NASA blasts off space laser satellite to track ice loss

A satellite has been launched that will measure changes in the earth's ice sheets and advance our knowledge of how the ice sheets contribute to sea level rises.

rocket launch

Source: AAP

A NASA satellite designed to precisely measure changes in the earth's ice sheets, glaciers, sea ice and vegetation has been launched into polar orbit from California.

A Delta 2 rocket carrying the ICESat-2 lifted off from Vandenberg Air Force Base at 6.02am local time on Saturday and headed over the Pacific Ocean.

NASA earth science division director Michael Freilich says the mission will advance knowledge of how the ice sheets of Greenland and Antarctica contribute to sea level rise.

The Greenland Ice Sheet
A newly launched NASA satellite will be able to precisely measure changes in the earth's ice sheets. (AAP)

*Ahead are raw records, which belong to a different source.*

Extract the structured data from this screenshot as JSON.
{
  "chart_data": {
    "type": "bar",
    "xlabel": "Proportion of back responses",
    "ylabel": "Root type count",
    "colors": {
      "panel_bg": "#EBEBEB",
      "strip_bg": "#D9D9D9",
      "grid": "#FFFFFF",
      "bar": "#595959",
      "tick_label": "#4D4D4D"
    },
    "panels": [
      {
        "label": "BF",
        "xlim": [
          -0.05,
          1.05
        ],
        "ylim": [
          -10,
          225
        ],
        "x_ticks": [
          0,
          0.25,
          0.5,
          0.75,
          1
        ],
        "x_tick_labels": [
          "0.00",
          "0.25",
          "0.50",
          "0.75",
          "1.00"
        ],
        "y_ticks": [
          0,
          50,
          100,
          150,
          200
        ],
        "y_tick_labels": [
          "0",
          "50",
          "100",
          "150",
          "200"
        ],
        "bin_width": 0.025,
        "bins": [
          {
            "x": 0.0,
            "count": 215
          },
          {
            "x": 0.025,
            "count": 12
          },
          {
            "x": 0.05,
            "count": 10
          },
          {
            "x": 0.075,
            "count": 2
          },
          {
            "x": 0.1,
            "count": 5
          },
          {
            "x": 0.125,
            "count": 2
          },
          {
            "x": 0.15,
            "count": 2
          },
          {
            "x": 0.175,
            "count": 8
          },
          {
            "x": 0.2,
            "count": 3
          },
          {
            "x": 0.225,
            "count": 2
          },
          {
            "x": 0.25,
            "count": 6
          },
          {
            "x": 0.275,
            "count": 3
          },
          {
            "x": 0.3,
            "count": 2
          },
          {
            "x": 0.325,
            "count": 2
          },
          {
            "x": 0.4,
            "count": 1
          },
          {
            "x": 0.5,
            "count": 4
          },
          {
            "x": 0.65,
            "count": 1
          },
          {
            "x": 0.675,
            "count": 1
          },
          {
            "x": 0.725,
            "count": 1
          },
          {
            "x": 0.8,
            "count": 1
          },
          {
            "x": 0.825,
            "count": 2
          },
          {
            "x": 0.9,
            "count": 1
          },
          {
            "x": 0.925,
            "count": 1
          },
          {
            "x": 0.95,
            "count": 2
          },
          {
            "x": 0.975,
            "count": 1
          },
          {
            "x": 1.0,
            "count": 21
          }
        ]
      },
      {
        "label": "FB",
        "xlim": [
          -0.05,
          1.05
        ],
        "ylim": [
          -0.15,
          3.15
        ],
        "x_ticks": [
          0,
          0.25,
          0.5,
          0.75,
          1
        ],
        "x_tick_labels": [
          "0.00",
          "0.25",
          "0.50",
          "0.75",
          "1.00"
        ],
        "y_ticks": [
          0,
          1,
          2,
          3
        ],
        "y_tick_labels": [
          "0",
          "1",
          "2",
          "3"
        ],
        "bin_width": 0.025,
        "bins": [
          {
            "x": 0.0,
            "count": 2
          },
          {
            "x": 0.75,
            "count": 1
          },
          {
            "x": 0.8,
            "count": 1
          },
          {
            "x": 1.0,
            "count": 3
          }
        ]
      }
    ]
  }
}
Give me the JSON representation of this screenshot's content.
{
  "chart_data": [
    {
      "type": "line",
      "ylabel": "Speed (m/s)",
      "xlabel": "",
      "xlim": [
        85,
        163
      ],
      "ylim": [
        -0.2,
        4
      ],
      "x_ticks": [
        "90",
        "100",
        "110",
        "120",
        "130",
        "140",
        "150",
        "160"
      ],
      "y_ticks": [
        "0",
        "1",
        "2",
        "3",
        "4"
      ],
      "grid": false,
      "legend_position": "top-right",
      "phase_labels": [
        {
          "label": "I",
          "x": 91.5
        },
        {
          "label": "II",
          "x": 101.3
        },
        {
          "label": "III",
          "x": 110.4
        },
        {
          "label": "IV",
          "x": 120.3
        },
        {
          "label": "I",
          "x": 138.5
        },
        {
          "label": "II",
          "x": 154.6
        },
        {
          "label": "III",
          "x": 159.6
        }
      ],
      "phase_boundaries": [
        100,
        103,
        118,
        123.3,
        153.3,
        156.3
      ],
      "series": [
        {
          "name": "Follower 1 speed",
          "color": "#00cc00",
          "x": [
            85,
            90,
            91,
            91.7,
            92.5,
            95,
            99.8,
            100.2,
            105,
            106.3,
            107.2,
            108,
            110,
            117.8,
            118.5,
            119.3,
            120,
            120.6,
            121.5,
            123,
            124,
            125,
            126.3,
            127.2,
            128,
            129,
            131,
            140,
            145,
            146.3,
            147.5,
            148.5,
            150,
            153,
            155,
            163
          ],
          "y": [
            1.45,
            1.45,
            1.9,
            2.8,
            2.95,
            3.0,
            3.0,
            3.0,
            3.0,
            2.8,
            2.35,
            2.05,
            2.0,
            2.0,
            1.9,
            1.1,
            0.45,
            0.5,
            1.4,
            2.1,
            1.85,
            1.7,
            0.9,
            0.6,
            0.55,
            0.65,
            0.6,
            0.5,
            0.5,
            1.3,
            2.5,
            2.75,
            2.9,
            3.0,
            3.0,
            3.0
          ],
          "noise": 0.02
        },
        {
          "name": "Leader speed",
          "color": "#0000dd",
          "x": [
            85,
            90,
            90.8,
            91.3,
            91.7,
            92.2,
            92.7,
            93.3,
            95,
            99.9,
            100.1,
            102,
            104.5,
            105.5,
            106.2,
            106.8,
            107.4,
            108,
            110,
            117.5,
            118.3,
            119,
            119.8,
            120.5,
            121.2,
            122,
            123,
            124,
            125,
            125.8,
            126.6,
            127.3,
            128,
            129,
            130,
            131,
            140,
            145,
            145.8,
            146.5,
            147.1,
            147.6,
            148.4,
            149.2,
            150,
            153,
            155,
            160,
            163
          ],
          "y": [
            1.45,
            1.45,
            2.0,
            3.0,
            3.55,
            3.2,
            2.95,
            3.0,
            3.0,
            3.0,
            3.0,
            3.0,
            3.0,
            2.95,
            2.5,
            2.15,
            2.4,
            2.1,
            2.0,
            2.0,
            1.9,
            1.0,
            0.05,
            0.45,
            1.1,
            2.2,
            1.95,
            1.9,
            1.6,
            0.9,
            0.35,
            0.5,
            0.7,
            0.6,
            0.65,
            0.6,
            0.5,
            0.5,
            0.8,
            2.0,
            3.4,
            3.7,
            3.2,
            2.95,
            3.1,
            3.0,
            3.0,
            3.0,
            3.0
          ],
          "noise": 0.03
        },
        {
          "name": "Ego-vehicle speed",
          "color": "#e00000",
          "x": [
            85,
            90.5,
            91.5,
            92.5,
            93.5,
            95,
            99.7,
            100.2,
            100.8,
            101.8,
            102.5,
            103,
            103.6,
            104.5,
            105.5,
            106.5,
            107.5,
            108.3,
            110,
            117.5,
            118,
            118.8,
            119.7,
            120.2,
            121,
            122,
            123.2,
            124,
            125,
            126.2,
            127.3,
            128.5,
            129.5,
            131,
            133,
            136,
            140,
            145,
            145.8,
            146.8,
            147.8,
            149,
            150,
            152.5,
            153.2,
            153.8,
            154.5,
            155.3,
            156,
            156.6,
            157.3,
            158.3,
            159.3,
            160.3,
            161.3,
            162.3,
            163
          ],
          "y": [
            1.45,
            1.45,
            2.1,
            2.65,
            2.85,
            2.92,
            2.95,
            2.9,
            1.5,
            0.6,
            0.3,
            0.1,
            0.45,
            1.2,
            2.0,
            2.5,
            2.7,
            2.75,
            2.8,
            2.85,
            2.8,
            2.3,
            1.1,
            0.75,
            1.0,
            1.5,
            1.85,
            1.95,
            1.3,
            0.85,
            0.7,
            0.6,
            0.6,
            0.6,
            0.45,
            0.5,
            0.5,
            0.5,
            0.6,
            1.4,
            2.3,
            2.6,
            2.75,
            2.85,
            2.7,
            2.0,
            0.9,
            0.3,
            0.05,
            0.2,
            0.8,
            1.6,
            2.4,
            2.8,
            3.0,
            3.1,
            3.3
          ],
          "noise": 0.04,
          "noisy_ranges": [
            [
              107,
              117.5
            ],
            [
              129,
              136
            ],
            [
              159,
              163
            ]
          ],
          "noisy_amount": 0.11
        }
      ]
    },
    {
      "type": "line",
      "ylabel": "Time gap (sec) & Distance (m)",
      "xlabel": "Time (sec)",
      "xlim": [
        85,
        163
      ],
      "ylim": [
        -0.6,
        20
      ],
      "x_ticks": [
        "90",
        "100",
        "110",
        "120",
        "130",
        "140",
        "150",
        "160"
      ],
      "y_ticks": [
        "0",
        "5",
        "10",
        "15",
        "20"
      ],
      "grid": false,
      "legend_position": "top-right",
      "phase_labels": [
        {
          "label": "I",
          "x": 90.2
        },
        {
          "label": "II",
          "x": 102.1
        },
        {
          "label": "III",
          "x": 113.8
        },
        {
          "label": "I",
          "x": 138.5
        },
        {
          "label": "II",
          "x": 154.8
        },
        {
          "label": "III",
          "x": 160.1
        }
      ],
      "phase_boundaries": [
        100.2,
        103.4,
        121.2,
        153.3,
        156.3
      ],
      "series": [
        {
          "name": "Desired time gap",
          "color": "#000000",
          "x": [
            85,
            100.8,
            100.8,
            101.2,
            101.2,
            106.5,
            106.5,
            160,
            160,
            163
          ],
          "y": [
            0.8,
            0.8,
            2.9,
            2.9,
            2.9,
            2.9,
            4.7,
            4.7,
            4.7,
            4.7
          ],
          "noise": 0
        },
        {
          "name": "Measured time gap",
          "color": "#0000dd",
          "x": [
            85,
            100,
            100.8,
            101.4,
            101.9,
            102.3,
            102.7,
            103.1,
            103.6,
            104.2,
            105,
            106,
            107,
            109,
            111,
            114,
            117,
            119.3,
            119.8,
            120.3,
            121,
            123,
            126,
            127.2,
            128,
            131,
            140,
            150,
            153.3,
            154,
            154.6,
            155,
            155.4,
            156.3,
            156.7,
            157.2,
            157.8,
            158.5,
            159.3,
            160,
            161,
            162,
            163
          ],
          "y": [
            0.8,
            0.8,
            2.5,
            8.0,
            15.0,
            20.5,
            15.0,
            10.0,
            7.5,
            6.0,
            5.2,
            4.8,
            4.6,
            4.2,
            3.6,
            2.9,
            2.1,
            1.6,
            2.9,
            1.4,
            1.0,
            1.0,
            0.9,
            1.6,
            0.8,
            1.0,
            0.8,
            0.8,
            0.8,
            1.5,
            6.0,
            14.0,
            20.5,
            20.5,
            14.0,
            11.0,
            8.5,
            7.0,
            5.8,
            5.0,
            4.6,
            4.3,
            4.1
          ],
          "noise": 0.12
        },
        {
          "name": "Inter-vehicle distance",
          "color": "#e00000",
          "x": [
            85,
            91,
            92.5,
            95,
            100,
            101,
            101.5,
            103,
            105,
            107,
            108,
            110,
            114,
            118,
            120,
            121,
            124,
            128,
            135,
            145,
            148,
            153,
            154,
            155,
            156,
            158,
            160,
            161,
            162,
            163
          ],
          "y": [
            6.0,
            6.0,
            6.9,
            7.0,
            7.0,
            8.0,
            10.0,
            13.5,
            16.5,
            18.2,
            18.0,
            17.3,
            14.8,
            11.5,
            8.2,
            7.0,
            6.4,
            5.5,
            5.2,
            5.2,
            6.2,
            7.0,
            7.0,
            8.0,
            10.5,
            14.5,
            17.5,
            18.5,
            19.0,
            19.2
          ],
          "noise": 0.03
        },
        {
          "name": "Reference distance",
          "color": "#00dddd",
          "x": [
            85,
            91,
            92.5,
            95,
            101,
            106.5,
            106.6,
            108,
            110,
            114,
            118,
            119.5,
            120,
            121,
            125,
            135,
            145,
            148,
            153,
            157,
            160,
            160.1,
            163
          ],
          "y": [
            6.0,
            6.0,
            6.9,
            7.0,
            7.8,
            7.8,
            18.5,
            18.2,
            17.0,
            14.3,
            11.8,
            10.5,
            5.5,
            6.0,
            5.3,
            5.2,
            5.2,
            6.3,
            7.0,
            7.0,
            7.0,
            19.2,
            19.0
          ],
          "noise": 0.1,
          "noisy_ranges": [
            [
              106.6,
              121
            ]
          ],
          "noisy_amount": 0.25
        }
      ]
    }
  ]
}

The melt from those ice sheets alone has raised global sea level by more than 1 millimetre a year recently, according to NASA.

The mission is a successor to the original Ice, Cloud and Land Elevation Satellite that operated from 2003 to 2009.

Measurements continued since then with airborne instruments.

ICESat-2 carries a single instrument, a laser altimeter that measures height by determining how long it takes photons to travel from the spacecraft to earth and back.

According to NASA, it will collect more than 250 times as many measurements as the first ICESat.

In addition to ice, the satellite's other measurements, such as the tops of trees, snow and river heights, may help with research into the amount of carbon stored in forests, and also with flood and drought planning and wildfire behaviour, among other uses.